De hele poëzie van Miriam Van hee gaat over paradoxale spanningen, schrijft Hugo Brems in het begeleidend essay. ‘Stilstand en beslotenheid die zowel verstarring en vervreemding als veilige schuilplaats betekenen, de onmogelijke droom van actie en van een dynamisch bestaan, maar dat ook afgewezen wordt omdat het agressie en vernieling meebrengt. Rond die kern groeperen zich alle thema’s en motieven, zoals eenzaamheid, melancholie, twijfel, afscheid, wachten, herinnering, winter, reizen, kijken, verlies, dwalen…’
Al vanaf het begin was de taal sober en gebruikte ze weinig metaforen. Met de bundel Ingesneeuwd verdween de ‘ik’ als lyrisch subject en kwam er een grotere distantie, beschrijft Brems. Winterhard kenmerkt zich door ‘weemoedig ironisch anarchisme’ en sociale opstandigheid. Er is sprake van een ‘optimistische wending’; ‘Of toch tenminste iets wat in de buurt komt van blijheid, een vleugje revolutie. De titel “Winterhard” zegt dat al: het is een hard en koud woord, maar het drukt een overwinning uit op die koude en hardheid: winterbestendig, zoals gezegd van planten die de winter overleven, dood schijnen, maar in de lente weer uitschieten.’
‘Juist vanwege het streven naar onopvallendheid is haar poëzie opvallend,’ schreef criticus Hans Warren.

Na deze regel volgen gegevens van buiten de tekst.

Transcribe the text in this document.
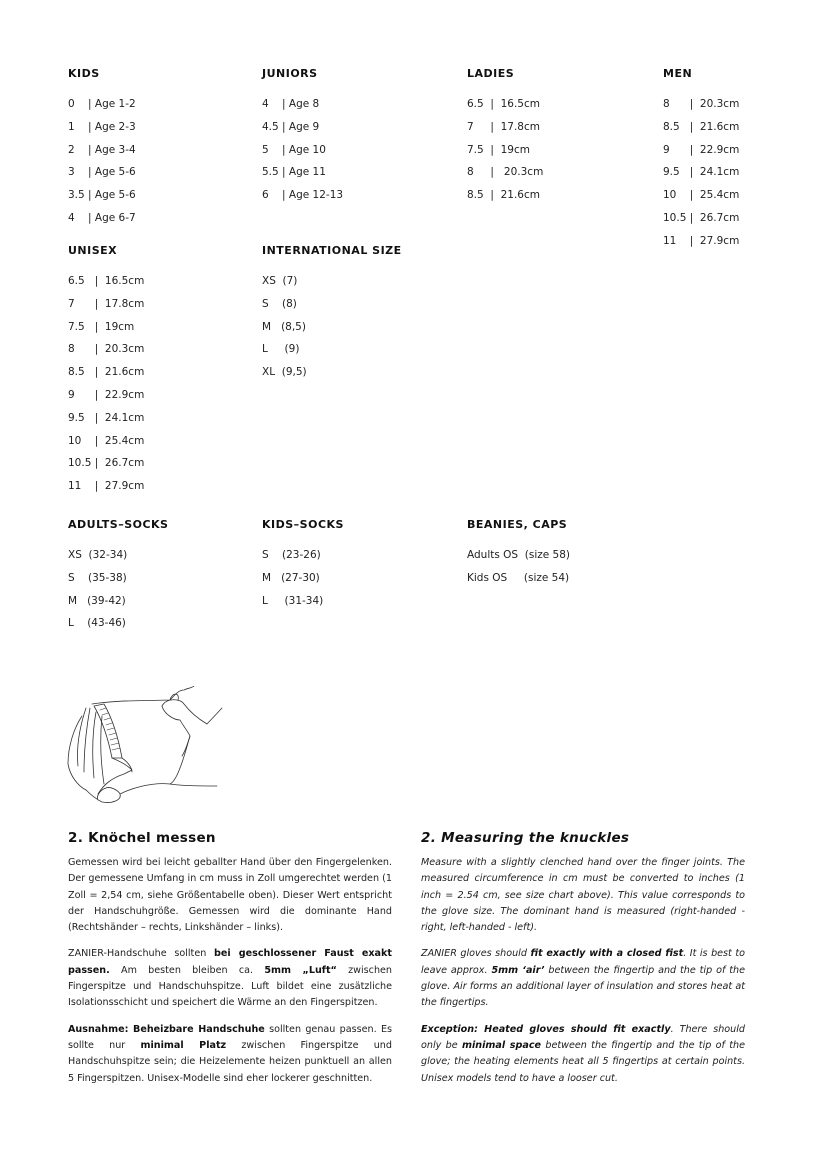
KIDS
0    | Age 1-2
1    | Age 2-3
2    | Age 3-4
3    | Age 5-6
3.5 | Age 5-6
4    | Age 6-7
JUNIORS
4    | Age 8
4.5 | Age 9
5    | Age 10
5.5 | Age 11
6    | Age 12-13
LADIES
6.5  |  16.5cm
7     |  17.8cm
7.5  |  19cm
8     |   20.3cm
8.5  |  21.6cm
MEN
8      |  20.3cm
8.5   |  21.6cm
9      |  22.9cm
9.5   |  24.1cm
10    |  25.4cm
10.5 |  26.7cm
11    |  27.9cm
UNISEX
6.5   |  16.5cm
7      |  17.8cm
7.5   |  19cm
8      |  20.3cm
8.5   |  21.6cm
9      |  22.9cm
9.5   |  24.1cm
10    |  25.4cm
10.5 |  26.7cm
11    |  27.9cm
INTERNATIONAL SIZE
XS  (7)
S    (8)
M   (8,5)
L     (9)
XL  (9,5)
ADULTS–SOCKS
XS  (32-34)
S    (35-38)
M   (39-42)
L    (43-46)
KIDS–SOCKS
S    (23-26)
M   (27-30)
L     (31-34)
BEANIES, CAPS
Adults OS  (size 58)
Kids OS     (size 54)
2. Knöchel messen

Gemessen wird bei leicht geballter Hand über den Fingergelenken. Der gemessene Umfang in cm muss in Zoll umgerechtet werden (1 Zoll = 2,54 cm, siehe Größentabelle oben). Dieser Wert entspricht der Handschuhgröße. Gemessen wird die dominante Hand (Rechtshänder – rechts, Linkshänder – links).

ZANIER-Handschuhe sollten bei geschlossener Faust exakt passen. Am besten bleiben ca. 5mm „Luft“ zwischen Fingerspitze und Handschuhspitze. Luft bildet eine zusätzliche Isolationsschicht und speichert die Wärme an den Fingerspitzen.

Ausnahme: Beheizbare Handschuhe sollten genau passen. Es sollte nur minimal Platz zwischen Fingerspitze und Handschuhspitze sein; die Heizelemente heizen punktuell an allen 5 Fingerspitzen. Unisex-Modelle sind eher lockerer geschnitten.

2. Measuring the knuckles

Measure with a slightly clenched hand over the finger joints. The measured circumference in cm must be converted to inches (1 inch = 2.54 cm, see size chart above). This value corresponds to the glove size. The dominant hand is measured (right-handed - right, left-handed - left).

ZANIER gloves should fit exactly with a closed fist. It is best to leave approx. 5mm ‘air’ between the fingertip and the tip of the glove. Air forms an additional layer of insulation and stores heat at the fingertips.

Exception: Heated gloves should fit exactly. There should only be minimal space between the fingertip and the tip of the glove; the heating elements heat all 5 fingertips at certain points. Unisex models tend to have a looser cut.
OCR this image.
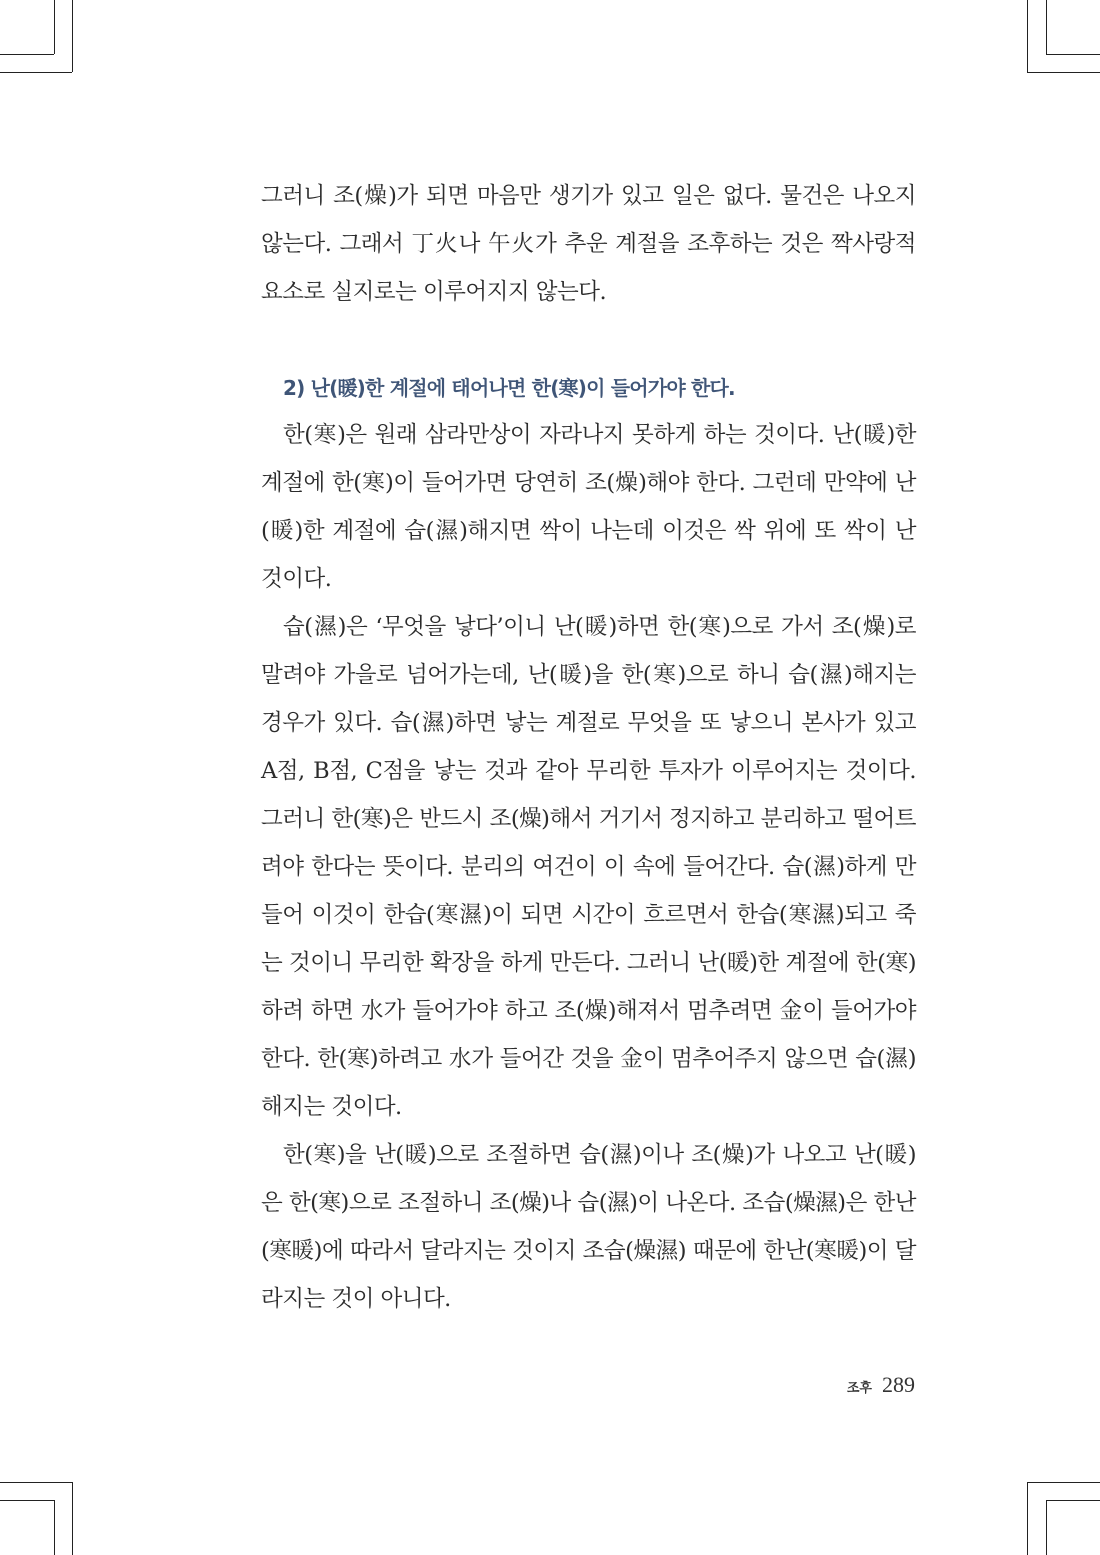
그러니 조(燥)가 되면 마음만 생기가 있고 일은 없다. 물건은 나오지 않는다. 그래서 丁火나 午火가 추운 계절을 조후하는 것은 짝사랑적 요소로 실지로는 이루어지지 않는다.

2) 난(暖)한 계절에 태어나면 한(寒)이 들어가야 한다.

한(寒)은 원래 삼라만상이 자라나지 못하게 하는 것이다. 난(暖)한 계절에 한(寒)이 들어가면 당연히 조(燥)해야 한다. 그런데 만약에 난(暖)한 계절에 습(濕)해지면 싹이 나는데 이것은 싹 위에 또 싹이 난 것이다.

습(濕)은 ‘무엇을 낳다’이니 난(暖)하면 한(寒)으로 가서 조(燥)로 말려야 가을로 넘어가는데, 난(暖)을 한(寒)으로 하니 습(濕)해지는 경우가 있다. 습(濕)하면 낳는 계절로 무엇을 또 낳으니 본사가 있고 A점, B점, C점을 낳는 것과 같아 무리한 투자가 이루어지는 것이다. 그러니 한(寒)은 반드시 조(燥)해서 거기서 정지하고 분리하고 떨어트려야 한다는 뜻이다. 분리의 여건이 이 속에 들어간다. 습(濕)하게 만들어 이것이 한습(寒濕)이 되면 시간이 흐르면서 한습(寒濕)되고 죽는 것이니 무리한 확장을 하게 만든다. 그러니 난(暖)한 계절에 한(寒)하려 하면 水가 들어가야 하고 조(燥)해져서 멈추려면 金이 들어가야 한다. 한(寒)하려고 水가 들어간 것을 金이 멈추어주지 않으면 습(濕)해지는 것이다.

한(寒)을 난(暖)으로 조절하면 습(濕)이나 조(燥)가 나오고 난(暖)은 한(寒)으로 조절하니 조(燥)나 습(濕)이 나온다. 조습(燥濕)은 한난(寒暖)에 따라서 달라지는 것이지 조습(燥濕) 때문에 한난(寒暖)이 달라지는 것이 아니다.

조후 289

Van hee publiceerde haar eerste gedichten al in 1973 in het Gentse tijdschrift Koebel, maar het zou tot 1978 duren voor haar debuutbundel Het karige maal verscheen. Ze kreeg er de Oostvlaamse prijs voor Letterkunde voor. Binnenkamers en andere gedichten, 1977-1980 en Ingesneeuwd volgden in respectievelijk 1980 en 1984. Winterhard (1988) was haar vierde bundel.
Ze werd aanvankelijk wel tot de Vlaamse nieuwe romantiek gerekend, maar maakte daar zelf bezwaar tegen. Ze behoort niet tot een stroming en is al helemaal geen romanticus, zei ze in 1985 in een interview met De Waarheid. ‘Het eerste waar je bij het horen van romantiek aan denkt is aan het creëren van een parallelle leefwereld, omdat onze wereld niet voltooid is. Ik heb nooit geprobeerd om te vluchten, integendeel, ik wil deze wereld weergeven zoals hij is, zoals hij op mij overkomt. Wat mij bijvoorbeeld aantrekt in de Russische dichters, is hun engagement. Die stonden met hun voeten in de werkelijkheid en gingen de consequenties van hun daden niet uit de weg.’